Aslında beni yıkan da ney biliyor musun? A partisi de aynısını yapıyor, B partisi de, C partisi de... Ne olacak halimiz?
Yurtdışından Türkiye'yi gözlemleyen birisi toplumsal yapımızla ilgili olarak şöyle bir tespitte bulunmuştu: "Türkler yaşlılarına efendileri gibi, çocuklarına da yarı tanrı gibi davranırlar."

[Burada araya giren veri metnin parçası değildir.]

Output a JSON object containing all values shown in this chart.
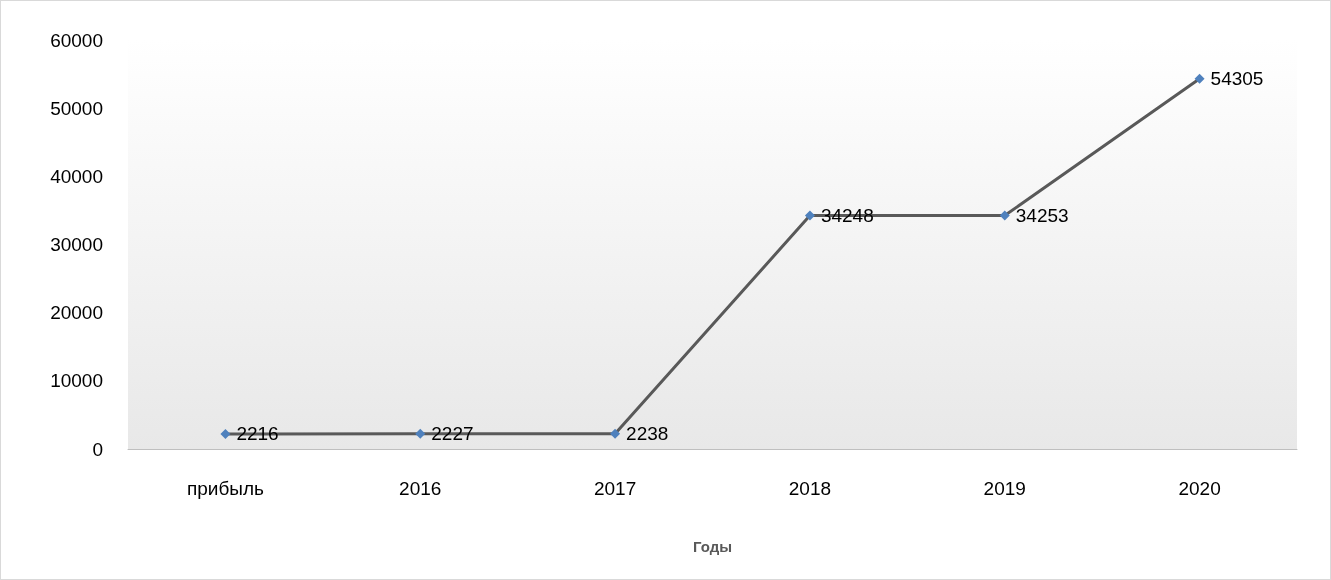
{
  "chart_data": {
    "type": "line",
    "xlabel": "Годы",
    "categories": [
      "прибыль",
      "2016",
      "2017",
      "2018",
      "2019",
      "2020"
    ],
    "series": [
      {
        "color": "#595959",
        "colors": [
          "#4f81bd",
          "#4f81bd",
          "#4f81bd",
          "#4f81bd",
          "#4f81bd",
          "#4f81bd"
        ],
        "values": [
          2216,
          2227,
          2238,
          34248,
          34253,
          54305
        ]
      }
    ],
    "ylim": [
      0,
      60000
    ],
    "yticks": [
      0,
      10000,
      20000,
      30000,
      40000,
      50000,
      60000
    ],
    "grid": false,
    "marker": "diamond",
    "line_style": "solid",
    "data_labels": true
  }
}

Bir arkadaşım da Rusya gezisi sonrası şöyle bir tespitte bulunmuştu: "Rusya'da yaşlılar sosyal güvenlik sisteminin dışında kaldıkları için, sokaklar evsiz, barksız aç-sefil yaşlılarla dolu, çocuk fuhuşu ise had safhada." Şimdi sosyal güvenlik sisteminin toplumsal yapı ile nasıl doğrudan bir ilişkisi olduğunu düşünelim ve sosyal güvenlik ile ilgili enstrümanlarla oynamanın toplumda yaratacağı etkileri düşünerek hareket edelim. İşsiz kalıp zor duruma düştüğümüzde yaramıza az da olsa merhem olan ama tabiri caizse zaten çük kadar olan kıdem tazminatının kaldırılmasının (Yerine gelecek olan şey'in tatmin edici olabileceğine inanmıyorum) etkilerini bir düşünelim. Ha bunu bir de yerel siyasetçi olup, seçerek meclise gönderdiğimiz milletvekillerinden umut edelim. Ne de olsa umut fakirin ekmeği değil mi?
Olasılığı tanımlayayım mı? Türkiye'de her gelen hükümet ile birlikte düzen'in değişmesinin yansımalarından biridir. Bir durun lan!